La naturaleza de clase de un estado no está determinada por su forma política, que puede variar considerablemente de época a época según los cambios en las condiciones históricas y la correlación de fuerzas entre las clases, sino por las relaciones de producción y los derechos de propiedad que defienden sus organismos. En el curso de su evolución, la sociedad burguesa basada en la propiedad capitalista de los medios de producción ha sido gobernada por monarquías absolutas y constitucionales, repúblicas oligárquicas, democracias parlamentarias, regímenes militares y dictaduras fascistas.

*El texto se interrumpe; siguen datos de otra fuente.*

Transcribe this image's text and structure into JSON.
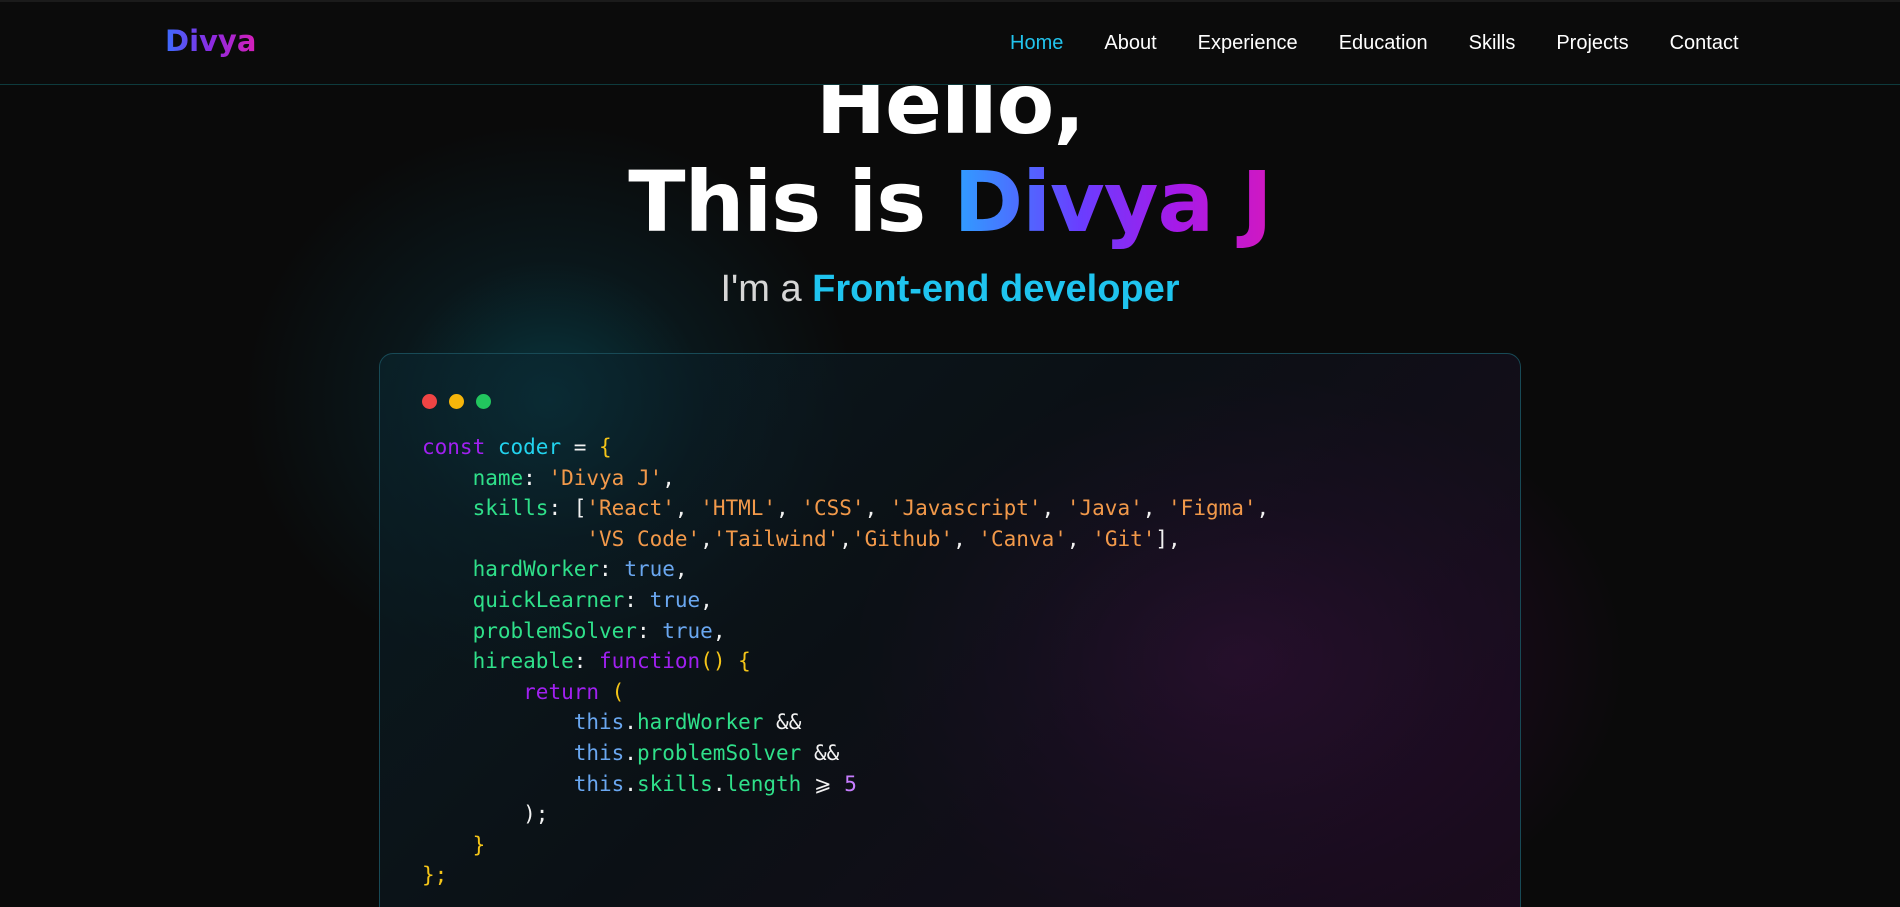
{
  "nav": {
    "logo": "Divya",
    "items": [
      {
        "label": "Home",
        "active": true
      },
      {
        "label": "About",
        "active": false
      },
      {
        "label": "Experience",
        "active": false
      },
      {
        "label": "Education",
        "active": false
      },
      {
        "label": "Skills",
        "active": false
      },
      {
        "label": "Projects",
        "active": false
      },
      {
        "label": "Contact",
        "active": false
      }
    ]
  },
  "hero": {
    "line1": "Hello,",
    "line2_prefix": "This is ",
    "name": "Divya J",
    "subtitle_prefix": "I'm a ",
    "role": "Front-end developer"
  },
  "code": {
    "kw_const": "const",
    "var_name": "coder",
    "eq": " = ",
    "open_brace": "{",
    "name_key": "name",
    "name_val": "'Divya J'",
    "skills_key": "skills",
    "skills_row1": [
      "'React'",
      "'HTML'",
      "'CSS'",
      "'Javascript'",
      "'Java'",
      "'Figma'"
    ],
    "skills_row2": [
      "'VS Code'",
      "'Tailwind'",
      "'Github'",
      "'Canva'",
      "'Git'"
    ],
    "hardworker_key": "hardWorker",
    "quicklearner_key": "quickLearner",
    "problemsolver_key": "problemSolver",
    "true_val": "true",
    "hireable_key": "hireable",
    "kw_function": "function",
    "kw_return": "return",
    "this_kw": "this",
    "cond1": "hardWorker",
    "cond2": "problemSolver",
    "cond3_a": "skills",
    "cond3_b": "length",
    "and_op": "&&",
    "gte_op": "⩾",
    "num_5": "5",
    "close_paren": ");",
    "close_inner": "}",
    "close_outer": "};"
  },
  "colors": {
    "accent_cyan": "#22c4ee",
    "keyword_purple": "#a020f0",
    "string_orange": "#f2994a",
    "key_green": "#2fe08a",
    "bool_blue": "#6aa7f0",
    "brace_yellow": "#f5c518"
  }
}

A la inversa, si pueden levantarse formas diferentes de dominio político sobre la misma base económica, una única forma de soberanía puede tener en sus mutaciones muy diferentes sustratos socioeconómicos. La democracia política, como se ha señalado, ha ido creciendo en una secuencia de formaciones históricas desde el ascenso de la vida de las ciudades comerciales. Primero vino la democracia de las pequeñas repúblicas de Grecia, seguida de las comunas urbanas medievales; luego, la democracia de los tiempos burgueses, que está debilitándose pero aún está ahí; y después de eso, la todavía mutilada e inmadura democracia obrera emergida en el siglo XX.
Estas formas de gobierno democrático han descansado sobre diferentes cimientos y diferentes combinaciones de fuerzas sociales. La democracia antigua estuvo enraizada en la producción de mercancías en pequeña escala, el comercio y la esclavitud; la democracia medieval, en la comunidad feudal comercial y artesanal; la democracia burguesa, en las relaciones de propiedad capitalista; y la democracia obrera, en la propiedad nacionalizada, la planificación centralizada y el monopolio estatal del comercio exterior.

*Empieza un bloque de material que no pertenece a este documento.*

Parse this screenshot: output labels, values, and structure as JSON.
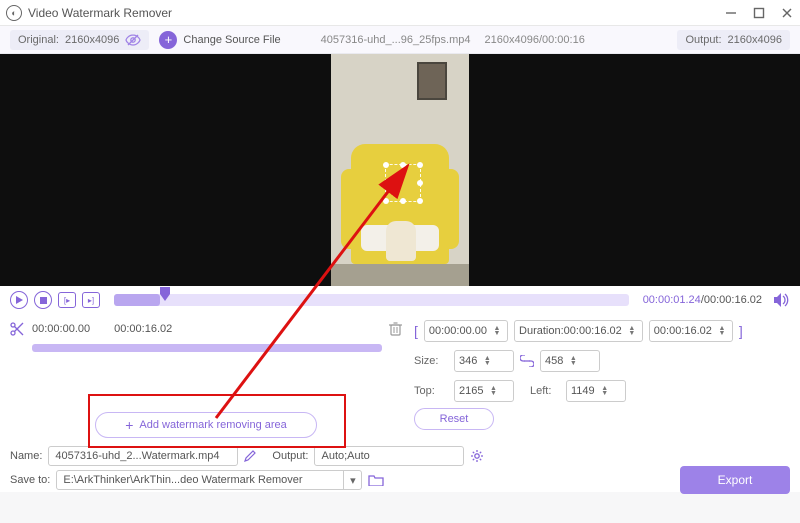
{
  "window": {
    "title": "Video Watermark Remover"
  },
  "toolbar": {
    "original_label": "Original:",
    "original_res": "2160x4096",
    "change_source": "Change Source File",
    "file_name": "4057316-uhd_...96_25fps.mp4",
    "file_res_time": "2160x4096/00:00:16",
    "output_label": "Output:",
    "output_res": "2160x4096"
  },
  "player": {
    "current": "00:00:01.24",
    "duration": "00:00:16.02"
  },
  "range": {
    "start": "00:00:00.00",
    "end": "00:00:16.02"
  },
  "right": {
    "bracket_start": "00:00:00.00",
    "duration_label": "Duration:",
    "duration_val": "00:00:16.02",
    "bracket_end": "00:00:16.02",
    "size_label": "Size:",
    "size_w": "346",
    "size_h": "458",
    "top_label": "Top:",
    "top_val": "2165",
    "left_label": "Left:",
    "left_val": "1149",
    "reset": "Reset"
  },
  "add_area_btn": "Add watermark removing area",
  "bottom": {
    "name_label": "Name:",
    "name_val": "4057316-uhd_2...Watermark.mp4",
    "output_label": "Output:",
    "output_val": "Auto;Auto",
    "save_label": "Save to:",
    "save_val": "E:\\ArkThinker\\ArkThin...deo Watermark Remover",
    "export": "Export"
  }
}
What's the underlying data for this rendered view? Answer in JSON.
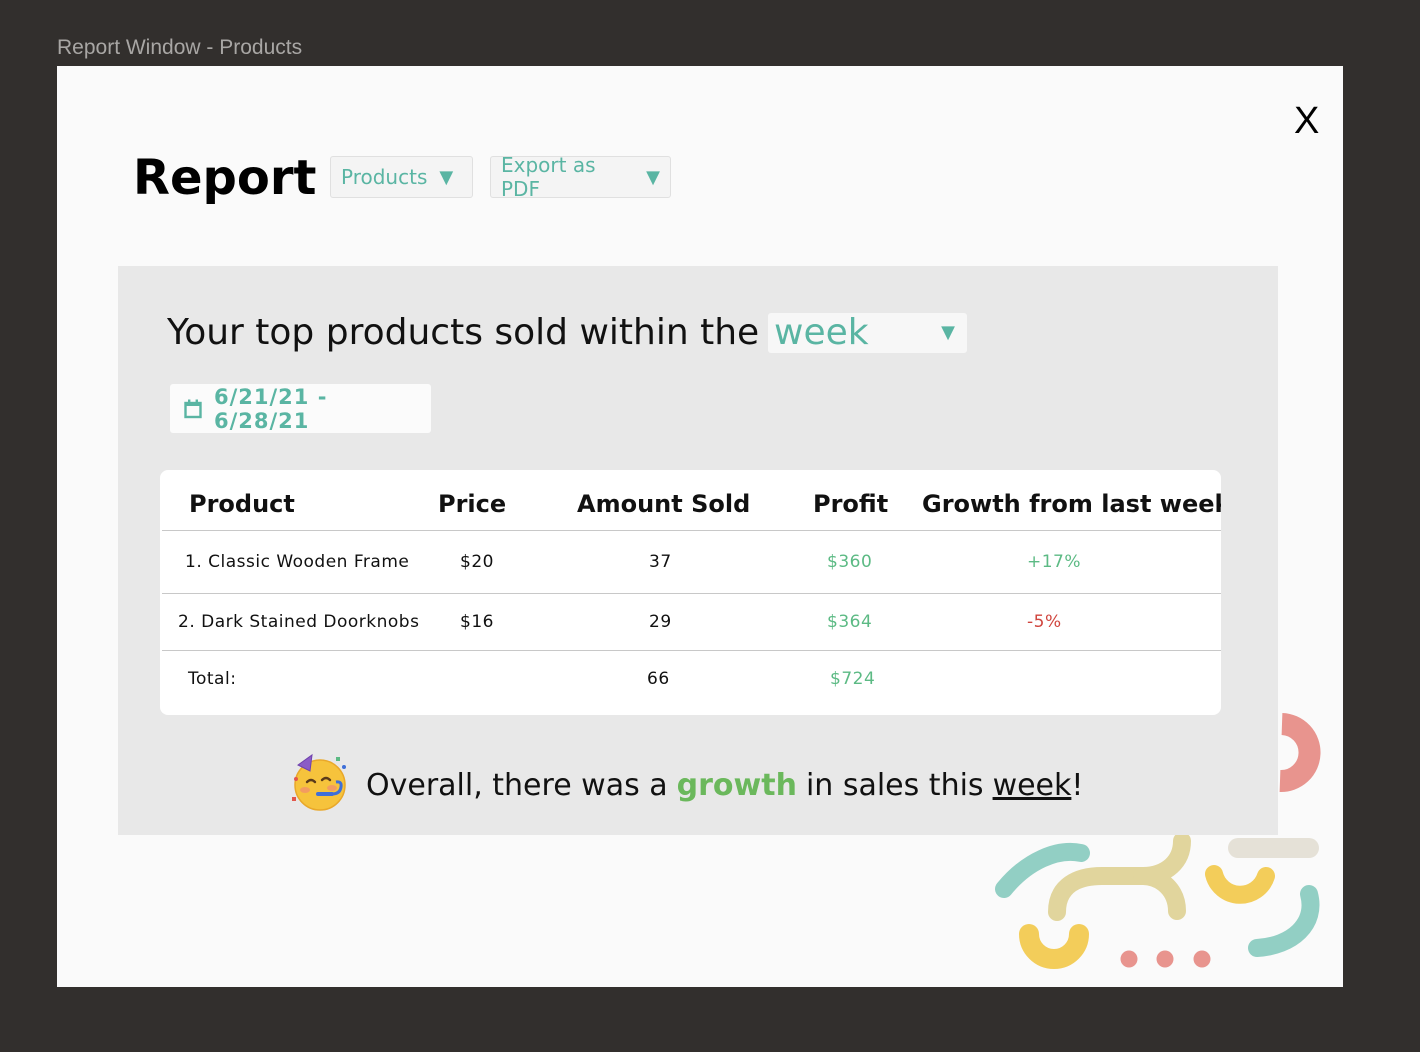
{
  "window": {
    "frame_title": "Report Window - Products",
    "close_label": "X"
  },
  "header": {
    "title": "Report",
    "report_type_dropdown": "Products",
    "export_dropdown": "Export as PDF"
  },
  "panel": {
    "headline": "Your top products sold within the",
    "period_value": "week",
    "date_range": "6/21/21 - 6/28/21"
  },
  "table": {
    "headers": [
      "Product",
      "Price",
      "Amount Sold",
      "Profit",
      "Growth from last week"
    ],
    "rows": [
      {
        "product": "1. Classic Wooden Frame",
        "price": "$20",
        "amount": "37",
        "profit": "$360",
        "growth": "+17%"
      },
      {
        "product": "2. Dark Stained Doorknobs",
        "price": "$16",
        "amount": "29",
        "profit": "$364",
        "growth": "-5%"
      }
    ],
    "total": {
      "label": "Total:",
      "amount": "66",
      "profit": "$724"
    }
  },
  "summary": {
    "prefix": "Overall, there was a",
    "highlight": "growth",
    "middle": "in sales this",
    "period": "week",
    "suffix": "!"
  },
  "colors": {
    "accent": "#5ab5a3",
    "positive": "#5cba84",
    "negative": "#d0453e",
    "growth_word": "#6bb85c"
  },
  "icons": {
    "calendar": "calendar-icon",
    "dropdown": "triangle-down-icon",
    "celebration": "partying-face-icon"
  }
}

Todas ellas han sido igualmente dominadas por diferentes clases. gobernantes. La democracia griega fue el instrumento de los grandes y pequeños propietarios de esclavos, las comunas medievales, de los gremios mercantiles y artesanales. La democracia parlamentaria ha sido el instrumento de los grandes y pequeños negociantes y su camarilla, mientras que la democracia socialista es el producto de una revolución anticapitalista encabezada por los obreros asalariados industriales.
La conexión entre los aspectos político y sociológico del poder del estado adquiere gran importancia práctica cuando la estructura democrática es sacudida y puesta en peligro y tiene que dar paso a otro tipo de dominación. La preservación de la propiedad de los capitalistas en el cambio de uno a otro demuestra cómo la misma clase y su modo de producción puede ejercer su dominio de muy distintas maneras en momentos diferentes de su evolución, como han hecho los capitalistas italianos y alemanes.
La clase capitalista, que originalmente hizo uso de la monarquía para hacer avanzar sus intereses económicos y después se adaptó a la democracia parlamentaria, se ve empujada cada vez más a recurrir a métodos autoritarios de gobierno en los años de su ocaso para salvar de la confiscación su propiedad y su poder. No obstante, mediante las sustituciones de un régimen político por otro, el cimiento económico de su dominación, que es la propiedad privada de los medios de producción, continúa. Por eso el principal objetivo del movimiento socialista en su lucha por la democracia es la expropiación de los propietarios capitalistas.